The song is about a man and a woman, one French and one Flemish. The French and the Flemish, at least at the time the song was written, did not get along. The love pursued by the two people in the song has to overcome cultural prejudices. This prejudice may not rise to the level of the Capulet’s and the Montague’s but it may feel that way to those involved. Love is one of those things that defies reason. It demands a long term commitment from people who often have not thought much or at all about the future and the nature of the commitment they are making. This is true not just of the love a person has for another person but it is also true of the love a person has for ideas, principles, and occupations. We choose our careers, for example, before we fully understand what it will be like to pursue those careers on a daily basis over many years. We embrace a faith before we fully understand how the pressures of daily living will challenge that faith and sow seeds of doubt.

As an educator I must care about those who care very little for that which nurtures me and is the focus of my work. And there is little comfort looking backwards. In the 16th century Robert Burton wrote of schoolteachers, “For what course shall he take (the learned man), being now capable and ready? The most parable and easy, and about which many are employed, is to teach a school, turn lecturer or curate, and for that he shall have falconer’s wages, ten pounds per annum, and his diet, or some small stipend, so long as he can please his patron or the parish; if they approve him not (for usually they do but a year or two), as inconstant as they that cried “Hosanna” one day and “Crucify him” the other; serving-man like, he must go look a new master; if they do what is his reward? At last thy snow-white age in suburb schools / Shall toil in teaching boys their grammar rules.” Things have improved, I suppose, tenure means a bit more job security, though there are those that would seek to take tenure away. But at the end of the day there is the belief, against all odds, that most will learn, and that some will find a similar vocation, or if not a vocation, will find a similar ardor for a beautiful thing and a the subtleties of language.
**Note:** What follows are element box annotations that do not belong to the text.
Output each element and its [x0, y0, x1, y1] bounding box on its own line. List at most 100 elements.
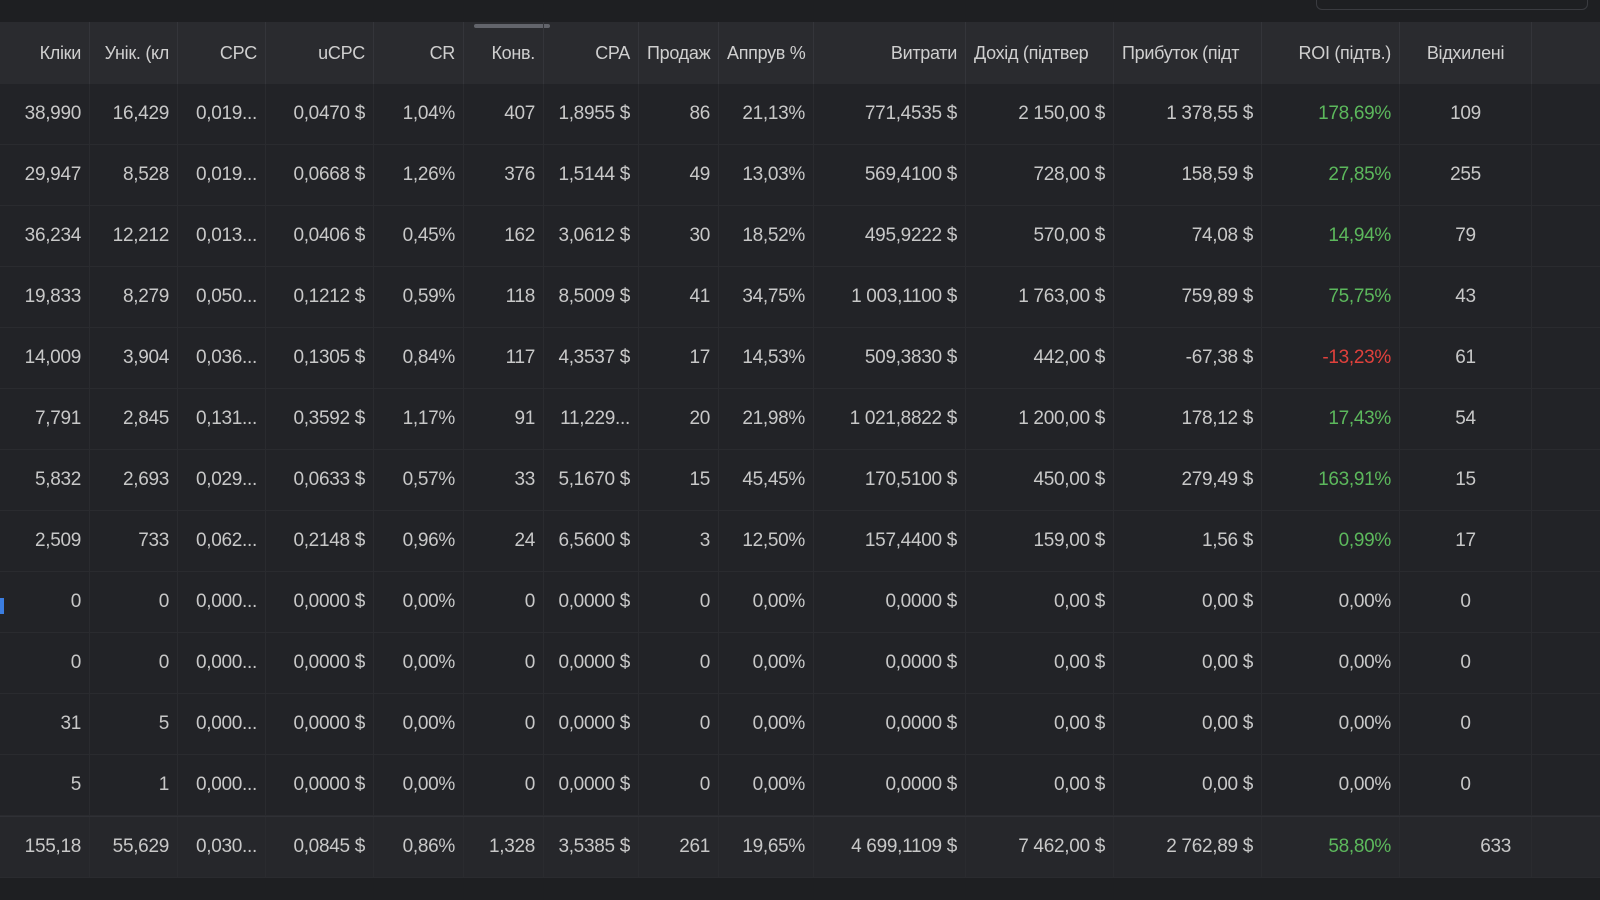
cell-clicks: 31 [0, 694, 90, 754]
col-header-cr[interactable]: CR [374, 22, 464, 84]
cell-unique-clicks: 0 [90, 572, 178, 632]
cell-clicks: 5,832 [0, 450, 90, 510]
cell-profit: 0,00 $ [1114, 633, 1262, 693]
table-row[interactable]: 0 0 0,000... 0,0000 $0,00% 0 0,0000 $0 0,00% 0,… [0, 633, 1600, 694]
cell-unique-clicks: 8,528 [90, 145, 178, 205]
table-row[interactable]: 14,009 3,904 0,036... 0,1305 $0,84% 117 4,353… [0, 328, 1600, 389]
cell-rejected: 17 [1400, 511, 1532, 571]
col-header-costs[interactable]: Витрати [814, 22, 966, 84]
cell-roi: 163,91% [1262, 450, 1400, 510]
col-header-sales[interactable]: Продаж [639, 22, 719, 84]
cell-rejected: 633 [1400, 817, 1532, 877]
cell-cr: 1,17% [374, 389, 464, 449]
cell-ucpc: 0,0633 $ [266, 450, 374, 510]
cell-conversions: 1,328 [464, 817, 544, 877]
col-header-rejected[interactable]: Відхилені [1400, 22, 1532, 84]
cell-costs: 0,0000 $ [814, 694, 966, 754]
cell-approve-rate: 34,75% [719, 267, 814, 327]
cell-cr: 1,04% [374, 84, 464, 144]
cell-cpa: 0,0000 $ [544, 755, 639, 815]
top-toolbar [0, 0, 1600, 22]
table-row[interactable]: 31 5 0,000... 0,0000 $0,00% 0 0,0000 $0 0,00% 0… [0, 694, 1600, 755]
table-header: Кліки Унік. (кл CPC uCPC CR Конв. CPA Продаж Апп… [0, 22, 1600, 84]
col-header-approve-rate[interactable]: Аппрув % [719, 22, 814, 84]
table-row[interactable]: 19,833 8,279 0,050... 0,1212 $0,59% 118 8,500… [0, 267, 1600, 328]
cell-sales: 15 [639, 450, 719, 510]
cell-ucpc: 0,0000 $ [266, 633, 374, 693]
cell-costs: 1 021,8822 $ [814, 389, 966, 449]
col-header-cpc[interactable]: CPC [178, 22, 266, 84]
table-row[interactable]: 0 0 0,000... 0,0000 $0,00% 0 0,0000 $0 0,00% 0,… [0, 572, 1600, 633]
search-input[interactable] [1316, 0, 1588, 10]
cell-approve-rate: 21,13% [719, 84, 814, 144]
table-row[interactable]: 7,791 2,845 0,131... 0,3592 $1,17% 91 11,229.… [0, 389, 1600, 450]
table-row[interactable]: 36,234 12,212 0,013... 0,0406 $0,45% 162 3,06… [0, 206, 1600, 267]
cell-cpc: 0,000... [178, 572, 266, 632]
cell-cpa: 1,8955 $ [544, 84, 639, 144]
stats-table: Кліки Унік. (кл CPC uCPC CR Конв. CPA Продаж Апп… [0, 22, 1600, 878]
cell-clicks: 0 [0, 572, 90, 632]
table-body: 38,990 16,429 0,019... 0,0470 $1,04% 407 1,89… [0, 84, 1600, 816]
cell-profit: 279,49 $ [1114, 450, 1262, 510]
cell-cpa: 0,0000 $ [544, 633, 639, 693]
cell-revenue: 1 763,00 $ [966, 267, 1114, 327]
cell-cpa: 8,5009 $ [544, 267, 639, 327]
cell-conversions: 0 [464, 572, 544, 632]
cell-rejected: 54 [1400, 389, 1532, 449]
cell-revenue: 450,00 $ [966, 450, 1114, 510]
cell-rejected: 0 [1400, 633, 1532, 693]
cell-costs: 509,3830 $ [814, 328, 966, 388]
cell-sales: 261 [639, 817, 719, 877]
table-row[interactable]: 5,832 2,693 0,029... 0,0633 $0,57% 33 5,1670 … [0, 450, 1600, 511]
cell-rejected: 0 [1400, 694, 1532, 754]
col-header-conversions[interactable]: Конв. [464, 22, 544, 84]
cell-roi: 75,75% [1262, 267, 1400, 327]
cell-clicks: 2,509 [0, 511, 90, 571]
cell-unique-clicks: 55,629 [90, 817, 178, 877]
cell-cpa: 6,5600 $ [544, 511, 639, 571]
cell-approve-rate: 45,45% [719, 450, 814, 510]
cell-revenue: 1 200,00 $ [966, 389, 1114, 449]
cell-unique-clicks: 5 [90, 694, 178, 754]
cell-cpa: 0,0000 $ [544, 694, 639, 754]
cell-conversions: 117 [464, 328, 544, 388]
col-header-profit[interactable]: Прибуток (підт [1114, 22, 1262, 84]
cell-profit: 178,12 $ [1114, 389, 1262, 449]
table-row[interactable]: 38,990 16,429 0,019... 0,0470 $1,04% 407 1,89… [0, 84, 1600, 145]
col-header-ucpc[interactable]: uCPC [266, 22, 374, 84]
cell-cr: 0,00% [374, 572, 464, 632]
cell-clicks: 7,791 [0, 389, 90, 449]
cell-roi: 58,80% [1262, 817, 1400, 877]
col-header-revenue[interactable]: Дохід (підтвер [966, 22, 1114, 84]
cell-cr: 0,00% [374, 633, 464, 693]
cell-cpc: 0,000... [178, 755, 266, 815]
cell-roi: 0,00% [1262, 633, 1400, 693]
cell-clicks: 38,990 [0, 84, 90, 144]
cell-profit: 1 378,55 $ [1114, 84, 1262, 144]
cell-rejected: 0 [1400, 755, 1532, 815]
cell-approve-rate: 19,65% [719, 817, 814, 877]
cell-cr: 0,84% [374, 328, 464, 388]
cell-profit: -67,38 $ [1114, 328, 1262, 388]
cell-roi: 0,00% [1262, 694, 1400, 754]
col-header-unique-clicks[interactable]: Унік. (кл [90, 22, 178, 84]
cell-ucpc: 0,0000 $ [266, 694, 374, 754]
cell-costs: 170,5100 $ [814, 450, 966, 510]
table-row[interactable]: 5 1 0,000... 0,0000 $0,00% 0 0,0000 $0 0,00% 0,… [0, 755, 1600, 816]
cell-rejected: 61 [1400, 328, 1532, 388]
totals-row-content[interactable]: 155,18 55,629 0,030... 0,0845 $0,86% 1,328 3,… [0, 816, 1600, 878]
cell-conversions: 91 [464, 389, 544, 449]
cell-roi: 0,99% [1262, 511, 1400, 571]
cell-cpc: 0,030... [178, 817, 266, 877]
col-header-roi[interactable]: ROI (підтв.) [1262, 22, 1400, 84]
col-header-clicks[interactable]: Кліки [0, 22, 90, 84]
cell-cr: 0,00% [374, 755, 464, 815]
cell-cpc: 0,050... [178, 267, 266, 327]
table-row[interactable]: 29,947 8,528 0,019... 0,0668 $1,26% 376 1,514… [0, 145, 1600, 206]
table-row[interactable]: 2,509 733 0,062... 0,2148 $0,96% 24 6,5600 $3… [0, 511, 1600, 572]
cell-sales: 17 [639, 328, 719, 388]
cell-costs: 771,4535 $ [814, 84, 966, 144]
cell-costs: 0,0000 $ [814, 572, 966, 632]
col-header-cpa[interactable]: CPA [544, 22, 639, 84]
totals-row: 155,18 55,629 0,030... 0,0845 $0,86% 1,328 3,… [0, 816, 1600, 878]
According to the article the one aspect of success that is under our control is the number of chances we take. I think that many things that we think of as being difficult are only unfamiliar. That means the more chances we take the sooner the unfamiliar will become familiar and with familiarity comes a degree of success. For a teacher last year’s success will not always guarantee success in the new year. Like the chess player the strategy and the plan must adapt to a different combination of moves and counter moves. Every year is new and unfamiliar. Each year must find its own road from failure to success or something resembling success. This process is difficult and it can be disheartening. But as Tom Hanks said in a movie about young women playing baseball “there is no crying in baseball” and “if it was easy, everyone would do it.” The classroom is an exuberant place and it is a thing of beauty.